I. L’émergence d’une action européenne spécifique

La prise de conscience de l’Union concernant le danger que fait peser la cybercriminalité est ancienne[13]. À l’époque, la sémantique était différente. Il était davantage question de « criminalité informatique » (A). Le terme de cybercriminalité va peu à peu s’imposer, au fur et à mesure que l’action de l’Union se singularise (B).

A. De la lutte contre la « criminalité informatique » à la lutte contre la cybercriminalité

La criminalité est un thème mis à l’agenda des institutions de l’Union au tournant des années 2000. Le Traité d’Amsterdam n’évoque pas explicitement la lutte contre ce phénomène. L’article 29 TUE mentionne seulement des phénomènes adjacents, notamment la criminalité organisée et les crimes commis contre des enfants[14]. Il en est de même pour le programme d’action relatif à la criminalité organisée adopté par le Conseil le 28 avril 1997[15].

Ce thème de la criminalité informatique va être abordé à partir des années 2000. Le terrain est propice à une action institutionnelle.

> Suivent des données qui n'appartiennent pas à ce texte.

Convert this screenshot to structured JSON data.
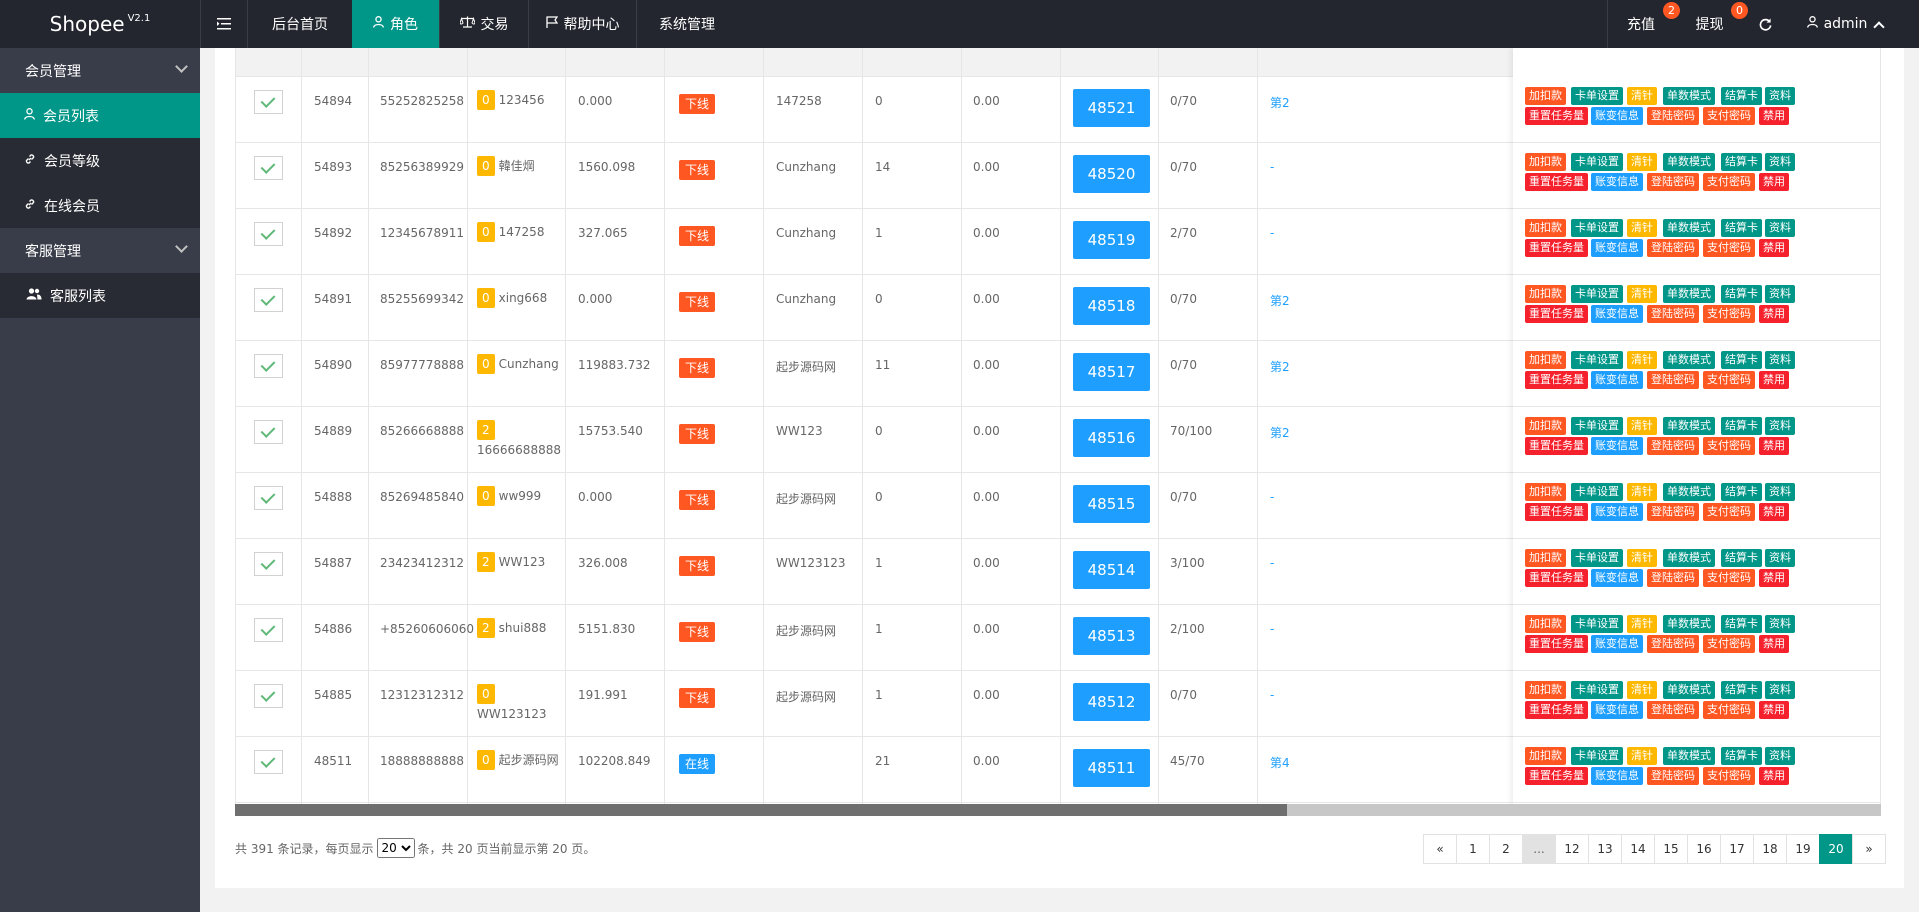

La Commission avait commandé une étude dénommée COMCRIME présentée par elle par la suite, au Conseil en avril 1998. Cette étude, réalisée par l’Université de Würzburg en Allemagne, a mis en avant la vulnérabilité de la société de l’information à l’égard de la criminalité informatique[16]. Considérant qu’il s’agit d’une menace majeure à celle-ci, elle préconisait une action de nature globale et internationale. Sa publication est intervenue au moment où les premiers travaux à l’échelon international se sont déroulés contre ce phénomène. Le G8 a instauré un Groupe d’experts à haut niveau sur la criminalité transnationale (dénommé « Groupe de Lyon ») sur la base des recommandations approuvées à Lyon par les chefs d’État en 1996. Figurait dans le mandat de ce groupe d’experts, l’établissement de normes, de principes, de bonnes pratiques en matière de criminalité informatique, comme forme particulière de la criminalité organisée transnationale. En outre, les ministres de la Justice et des Affaires intérieures du G8, lors de leur rencontre les 9 et 10 décembre 1997, à Washington DC, aux États-Unis, ont approuvé les principes fondateurs du réseau de points de contact nationaux spécialisés dans la lutte contre la criminalité liée à la haute technologie[17]. Par ailleurs, une conférence du G8 s’est tenue à Paris du 15 au 17 mai 2000, intitulée « Instaurer la confiance et la sécurité dans le cyberespace ».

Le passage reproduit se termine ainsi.